Helen Thomas's apology for her off-the-cuff comment on the Middle East is better proof of her need to retire than the statement she apologized for. Either way you look at it, the elderly doyenne of the White House press corps has demonstrated that she says things she doesn't mean, and that's unacceptable from someone commissioned to press the White House and its representatives for the truth of things. Either she's confessed to senile whimsy that borders on anti-semitism or she's uttering obligatory apologies that are patently insincere.
A younger reporter would probably find herself banned from the press room for making similar remarks, but that theoretical person should be more willing to defend her remarks than Thomas has been. Her career-ending comment was to the effect that the Jews should get the hell out of Palestine and go back to where they presumably came from, Europe or the U.S. It's an outlandish comment, but I question whether hostility toward Israel should implicitly disqualify a journalist from a place in the White House press corps.

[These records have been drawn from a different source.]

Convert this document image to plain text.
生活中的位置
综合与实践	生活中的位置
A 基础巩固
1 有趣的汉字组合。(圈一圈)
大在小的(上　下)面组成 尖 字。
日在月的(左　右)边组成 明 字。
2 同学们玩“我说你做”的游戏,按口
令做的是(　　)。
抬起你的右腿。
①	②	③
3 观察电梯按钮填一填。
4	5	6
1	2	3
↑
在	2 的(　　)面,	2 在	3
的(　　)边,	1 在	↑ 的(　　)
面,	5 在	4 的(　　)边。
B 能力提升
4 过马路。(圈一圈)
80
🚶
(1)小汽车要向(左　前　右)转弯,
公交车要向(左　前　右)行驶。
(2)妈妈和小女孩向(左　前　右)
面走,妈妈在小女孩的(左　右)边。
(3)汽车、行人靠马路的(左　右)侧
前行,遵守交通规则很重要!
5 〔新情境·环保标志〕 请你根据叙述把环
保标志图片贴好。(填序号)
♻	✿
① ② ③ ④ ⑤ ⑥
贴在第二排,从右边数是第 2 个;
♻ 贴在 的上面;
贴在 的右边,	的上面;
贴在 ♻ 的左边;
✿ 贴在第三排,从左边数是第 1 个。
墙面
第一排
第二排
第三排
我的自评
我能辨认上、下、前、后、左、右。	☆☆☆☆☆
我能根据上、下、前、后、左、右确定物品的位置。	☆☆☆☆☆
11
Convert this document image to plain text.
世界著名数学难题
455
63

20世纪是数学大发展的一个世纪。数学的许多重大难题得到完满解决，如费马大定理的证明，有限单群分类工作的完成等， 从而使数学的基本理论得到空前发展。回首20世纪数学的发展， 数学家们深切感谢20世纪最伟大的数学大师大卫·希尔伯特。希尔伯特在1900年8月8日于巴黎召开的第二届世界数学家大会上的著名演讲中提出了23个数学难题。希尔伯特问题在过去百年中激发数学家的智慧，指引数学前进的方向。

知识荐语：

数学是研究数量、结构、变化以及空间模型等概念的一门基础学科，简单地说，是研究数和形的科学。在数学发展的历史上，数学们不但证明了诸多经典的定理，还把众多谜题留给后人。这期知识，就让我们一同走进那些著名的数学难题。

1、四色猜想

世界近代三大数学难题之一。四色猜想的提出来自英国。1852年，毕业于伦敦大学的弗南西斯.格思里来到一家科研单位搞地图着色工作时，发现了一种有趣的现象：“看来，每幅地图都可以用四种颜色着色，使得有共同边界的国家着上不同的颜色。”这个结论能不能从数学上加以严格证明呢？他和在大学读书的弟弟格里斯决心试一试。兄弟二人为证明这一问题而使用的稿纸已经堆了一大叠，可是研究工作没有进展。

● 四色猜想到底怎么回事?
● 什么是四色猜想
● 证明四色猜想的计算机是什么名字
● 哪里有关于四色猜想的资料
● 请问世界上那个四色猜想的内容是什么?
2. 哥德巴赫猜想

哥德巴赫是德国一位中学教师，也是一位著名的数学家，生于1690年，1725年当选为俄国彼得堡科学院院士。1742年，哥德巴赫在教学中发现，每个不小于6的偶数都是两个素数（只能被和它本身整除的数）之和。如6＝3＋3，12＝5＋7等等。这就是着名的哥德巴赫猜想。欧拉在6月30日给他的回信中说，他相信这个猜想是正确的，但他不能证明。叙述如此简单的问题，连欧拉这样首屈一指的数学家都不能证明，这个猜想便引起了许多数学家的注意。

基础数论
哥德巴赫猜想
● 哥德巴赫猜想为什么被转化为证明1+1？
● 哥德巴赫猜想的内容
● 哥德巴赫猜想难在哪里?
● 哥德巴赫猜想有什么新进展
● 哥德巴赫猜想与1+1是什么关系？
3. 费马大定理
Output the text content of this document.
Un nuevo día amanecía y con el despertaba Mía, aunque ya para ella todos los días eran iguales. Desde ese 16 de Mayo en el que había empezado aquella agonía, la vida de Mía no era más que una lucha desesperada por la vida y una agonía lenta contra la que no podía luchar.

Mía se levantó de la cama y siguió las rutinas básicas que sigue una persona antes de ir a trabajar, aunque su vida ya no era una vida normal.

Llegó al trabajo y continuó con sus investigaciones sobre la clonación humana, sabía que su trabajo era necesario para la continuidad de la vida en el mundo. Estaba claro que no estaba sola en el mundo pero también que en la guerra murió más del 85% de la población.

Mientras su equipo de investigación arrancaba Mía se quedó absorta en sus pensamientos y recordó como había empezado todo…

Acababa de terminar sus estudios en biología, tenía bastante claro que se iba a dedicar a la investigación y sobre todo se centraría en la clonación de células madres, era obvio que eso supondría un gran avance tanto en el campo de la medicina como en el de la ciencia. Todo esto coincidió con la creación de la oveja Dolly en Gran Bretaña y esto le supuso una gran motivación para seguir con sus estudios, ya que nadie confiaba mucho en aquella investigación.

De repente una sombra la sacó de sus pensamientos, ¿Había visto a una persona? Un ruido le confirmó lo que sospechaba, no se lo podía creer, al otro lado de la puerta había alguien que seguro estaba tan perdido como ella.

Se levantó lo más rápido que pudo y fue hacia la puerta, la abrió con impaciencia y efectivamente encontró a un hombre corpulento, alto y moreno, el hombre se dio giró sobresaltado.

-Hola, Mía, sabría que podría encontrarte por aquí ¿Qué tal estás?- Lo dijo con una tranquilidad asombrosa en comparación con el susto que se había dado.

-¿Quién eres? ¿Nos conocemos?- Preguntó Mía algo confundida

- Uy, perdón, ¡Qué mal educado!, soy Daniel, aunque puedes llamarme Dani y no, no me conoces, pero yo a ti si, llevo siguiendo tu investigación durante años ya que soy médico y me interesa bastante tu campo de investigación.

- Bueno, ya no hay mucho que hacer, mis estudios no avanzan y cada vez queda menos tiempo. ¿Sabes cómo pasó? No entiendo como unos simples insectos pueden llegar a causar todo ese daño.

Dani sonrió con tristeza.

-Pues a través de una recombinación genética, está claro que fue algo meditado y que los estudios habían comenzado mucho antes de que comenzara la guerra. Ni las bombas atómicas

The objective fact is that only a megalomaniac can fantasize Israel out of existence. Any event resulting in a second diaspora or mass expulsions of millions would be a greater humanitarian injustice than any original offense on Israel's part. The Zionist entity often annoys me, too, and I resent the attitude in my own country that treats Israelis as heroic pioneers or surrogate Christians (fulfilling God's will in any event) while treating Arabs the way we used to treat Native Americans. American unwillingness to see history through Arab (if not Muslim) eyes is a kind of bigotry in its own right. But the Arab viewpoint is no more the objective one than the Zionist viewpoint. A Palestinian might ask if any other nationality has ever been treated the way they've been, and the historian can point to the dominant populations of the Hapsburg empire who at the same time as the Muslims lost the satisfaction of being able to call certain lands theirs. The birth of Czechoslovakia and the rebirth of Poland, for instance, probably came as psychic shocks to Germans who considered those lands and their peoples as part of their patrimony, or more simply regarded them as their homes -- and who waged a monstrous war to reclaim them. It can be argued that the Balfour Declaration was qualitatively different and more pernicious to the extent that it was an invitation to people to settle and take over a territory rather than a liberation of an established subject population, but Palestine was never really empty of Jewish people. What can't be argued, I'm afraid, what no one has a right to claim, is that Palestinians have no right to regard the Zionist ascendancy as an injustice. That goes as well for those people in the wider world who choose to sympathize with the Palestinian Arabs; they have every right to hate Israel the same way other people hate Islamist Iran or Kimite North Korea. They can be criticized for intemperate or just plain stupid remarks, but a liberal society has an obligation to indulge the opinion or the attitude. Thomas has made the issue moot by retiring, but whether she has retired in disgrace is subject for further debate. The real subject of that debate is whether Americans can take sides based on conscience (or maybe even on prejudice) in disputes between foreign countries without being subject to penalties in professional life.